The most naive way to do this would to simply use the zero date of the current GPS era (1024-week cycle) as the base. Some very early GPS equipment seems to have worked this way, but it has the drawback that the device time-warps at the next GPS era rollover - which, if your device first ship is only a few years before that rollover, is a serious drawback.
There is a relatively simple way to extend the useful life of a GPS used as a clock. That is to choose a pivot date in GPS weeks. When your device reports a week number before the pivot, you assume that a GPS rollover has occurred and add 1024 weeks to the base date.

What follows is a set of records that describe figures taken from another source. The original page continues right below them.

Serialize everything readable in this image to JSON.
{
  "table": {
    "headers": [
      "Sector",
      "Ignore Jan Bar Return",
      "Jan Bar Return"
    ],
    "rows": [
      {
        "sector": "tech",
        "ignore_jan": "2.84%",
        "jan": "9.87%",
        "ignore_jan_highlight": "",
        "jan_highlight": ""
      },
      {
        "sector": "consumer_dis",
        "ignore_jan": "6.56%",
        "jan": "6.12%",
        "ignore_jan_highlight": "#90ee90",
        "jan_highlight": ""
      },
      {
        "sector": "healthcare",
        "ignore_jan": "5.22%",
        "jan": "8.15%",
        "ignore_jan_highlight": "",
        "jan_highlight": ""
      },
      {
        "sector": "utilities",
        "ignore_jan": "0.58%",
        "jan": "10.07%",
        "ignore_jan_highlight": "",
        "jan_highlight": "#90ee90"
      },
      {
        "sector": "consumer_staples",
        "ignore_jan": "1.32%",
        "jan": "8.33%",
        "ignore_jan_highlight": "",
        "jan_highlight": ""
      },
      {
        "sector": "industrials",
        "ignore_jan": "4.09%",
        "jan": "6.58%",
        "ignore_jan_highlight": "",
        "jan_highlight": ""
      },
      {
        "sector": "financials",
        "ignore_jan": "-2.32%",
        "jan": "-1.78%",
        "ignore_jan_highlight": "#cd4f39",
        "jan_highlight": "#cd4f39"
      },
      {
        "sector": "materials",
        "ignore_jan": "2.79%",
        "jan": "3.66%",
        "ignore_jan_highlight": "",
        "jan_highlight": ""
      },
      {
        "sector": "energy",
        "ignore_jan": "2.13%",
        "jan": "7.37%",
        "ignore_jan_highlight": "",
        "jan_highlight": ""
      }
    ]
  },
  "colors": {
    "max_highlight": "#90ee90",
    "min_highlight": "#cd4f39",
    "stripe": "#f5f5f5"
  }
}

This technique will postpones time-warping to a full 1024 weeks after the pivot date - which the vendor typically makes the release date of the device firmware. But it won’t do any better than that; without the ability to change the base date, the device will ship incorrect reports forever afterwards. A few refclocks, like the HP-GPS line, have that ability; most do not.

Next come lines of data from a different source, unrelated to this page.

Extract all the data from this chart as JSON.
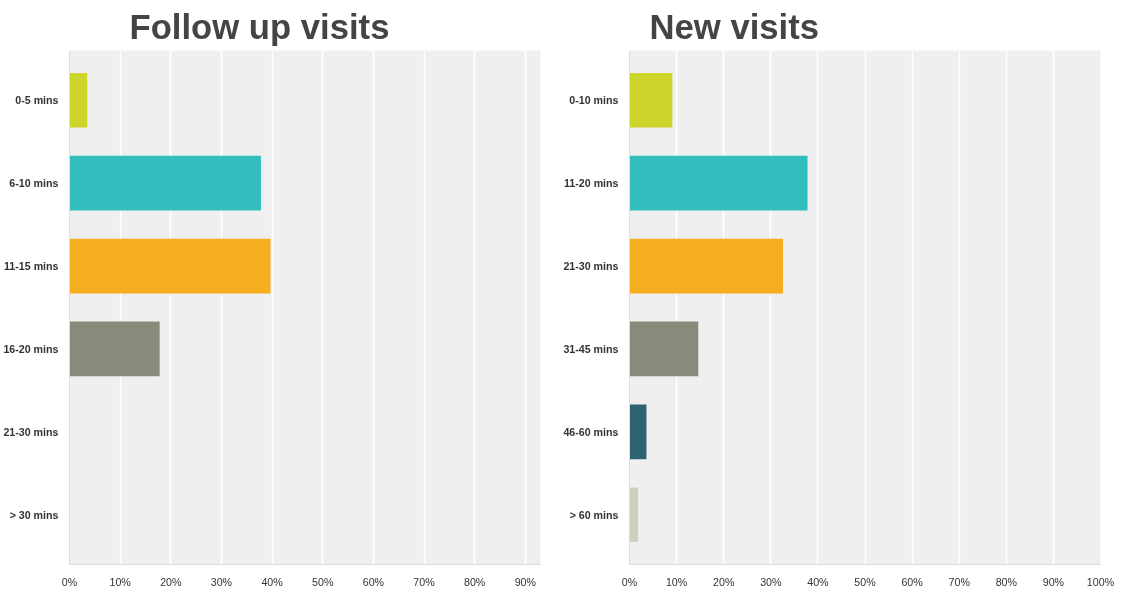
{
  "chart_data": [
    {
      "type": "bar",
      "orientation": "horizontal",
      "title": "Follow up visits",
      "categories": [
        "0-5 mins",
        "6-10 mins",
        "11-15 mins",
        "16-20 mins",
        "21-30 mins",
        "> 30 mins"
      ],
      "values": [
        3.5,
        37.8,
        39.7,
        17.8,
        0,
        0
      ],
      "colors": [
        "#cdd42a",
        "#33bdbd",
        "#f5ae20",
        "#8a8a7a",
        "#2e6470",
        "#d0d0c0"
      ],
      "xlim": [
        0,
        93
      ],
      "xticks": [
        {
          "value": 0,
          "label": "0%"
        },
        {
          "value": 10,
          "label": "10%"
        },
        {
          "value": 20,
          "label": "20%"
        },
        {
          "value": 30,
          "label": "30%"
        },
        {
          "value": 40,
          "label": "40%"
        },
        {
          "value": 50,
          "label": "50%"
        },
        {
          "value": 60,
          "label": "60%"
        },
        {
          "value": 70,
          "label": "70%"
        },
        {
          "value": 80,
          "label": "80%"
        },
        {
          "value": 90,
          "label": "90%"
        }
      ],
      "grid": "x"
    },
    {
      "type": "bar",
      "orientation": "horizontal",
      "title": "New visits",
      "categories": [
        "0-10 mins",
        "11-20 mins",
        "21-30 mins",
        "31-45 mins",
        "46-60 mins",
        "> 60 mins"
      ],
      "values": [
        9.1,
        37.8,
        32.6,
        14.6,
        3.6,
        1.8
      ],
      "colors": [
        "#cdd42a",
        "#33bdbd",
        "#f5ae20",
        "#8a8a7a",
        "#2e6470",
        "#d0d0c0"
      ],
      "xlim": [
        0,
        100
      ],
      "xticks": [
        {
          "value": 0,
          "label": "0%"
        },
        {
          "value": 10,
          "label": "10%"
        },
        {
          "value": 20,
          "label": "20%"
        },
        {
          "value": 30,
          "label": "30%"
        },
        {
          "value": 40,
          "label": "40%"
        },
        {
          "value": 50,
          "label": "50%"
        },
        {
          "value": 60,
          "label": "60%"
        },
        {
          "value": 70,
          "label": "70%"
        },
        {
          "value": 80,
          "label": "80%"
        },
        {
          "value": 90,
          "label": "90%"
        },
        {
          "value": 100,
          "label": "100%"
        }
      ],
      "grid": "x"
    }
  ]
}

This where careless, low-budget design begins to matter. GPS vendors do not document even the fact that they use base or pivot dates, let alone what the base and pivot dates for their devices are. As of 2017, NTP’s developers no not know of any devices for which you can even query these parameters, let alone set them. The best you can generally do (and on only some devices) is get the firmware release date; from this, you can assume that you will get non-timewarped reports for 1024 weeks after that and probably be right.
This is not entirely the GPS vendors' fault. The truth is, GPS reporting protocols are an awful mess. The closest thing to a standard is NMEA0183, originally designed for a different purpose; it is poorly specified and has no standard device-control functions at all, let alone any for querying base and pivot dates. GPSD, the ubiquitous open-source GPS manager daemon that shares some developers with NTPsec, works around a lot of the general messiness, but can’t solve this problem because the device capabilities to address it are simply absent.

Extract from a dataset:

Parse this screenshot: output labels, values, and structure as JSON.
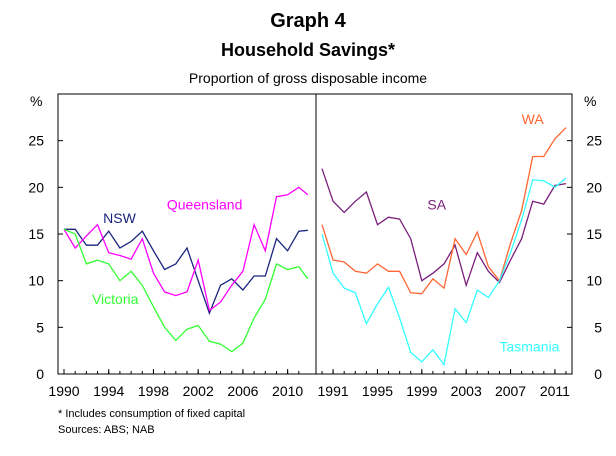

Finally, when you buy a GPS you do not know - and often will not be able to discover - how far in the past its hidden pivot date is. This means that time service operators using a GPS as a local Stratum 0 need to be aware of the possibility that their device could roll over at any time (but especially near the zero days of a GPS era) and be ready to compensate by dropping in a device with a newer pivot date.
Actionable advice that follows from this: If you don’t know the manufacturing date of a GPS-based device to within a couple of years, don’t trust that it won’t be rolled over and useless the first time you start it. Shopping for cheap refclocks at surplus houses or on the Web is particularly hazardous this way.
A fairly bulletproof mitigation strategy, if you are running autonomously, is to have multiple GPS clocks per server and replace each individual one at least once every nine years (half a GPS era).
NTP pivot dates
For purposes of this discussion, a resolved timestamp is one that has been mapped from a 32-bit seconds offset in some era to a full 64-bit timestamp implicitly based in some known era.
When ntpd(8) receives a unresolved timestamp from an upstream server that timestamp could be based in any era prior to the current wall-clock date - but, by definition, we may not know the wall-clock date with confidence yet (not having achieved sync).
To resolve this ambiguity, NTP also uses an internal pivot date. It chooses the era that would minimize the absolute value of the time difference between the resolved timestamp and its internal pivot date.
This resolution technique is part of the NTP specification. It will normally resolve to the current era, but may in cases where the pivot is within a half-cycle of a rollover time resolve to either the previous or the next era.
An ntpd(8) instance’s pivot date will be the date it was compiled and built.
It is fairly easy to see that this guarantees correct resolution if the pivot dates of the communicating ntpds are within a half-cycle (88 years) of each other, even if there is a rollover between the pivot dates.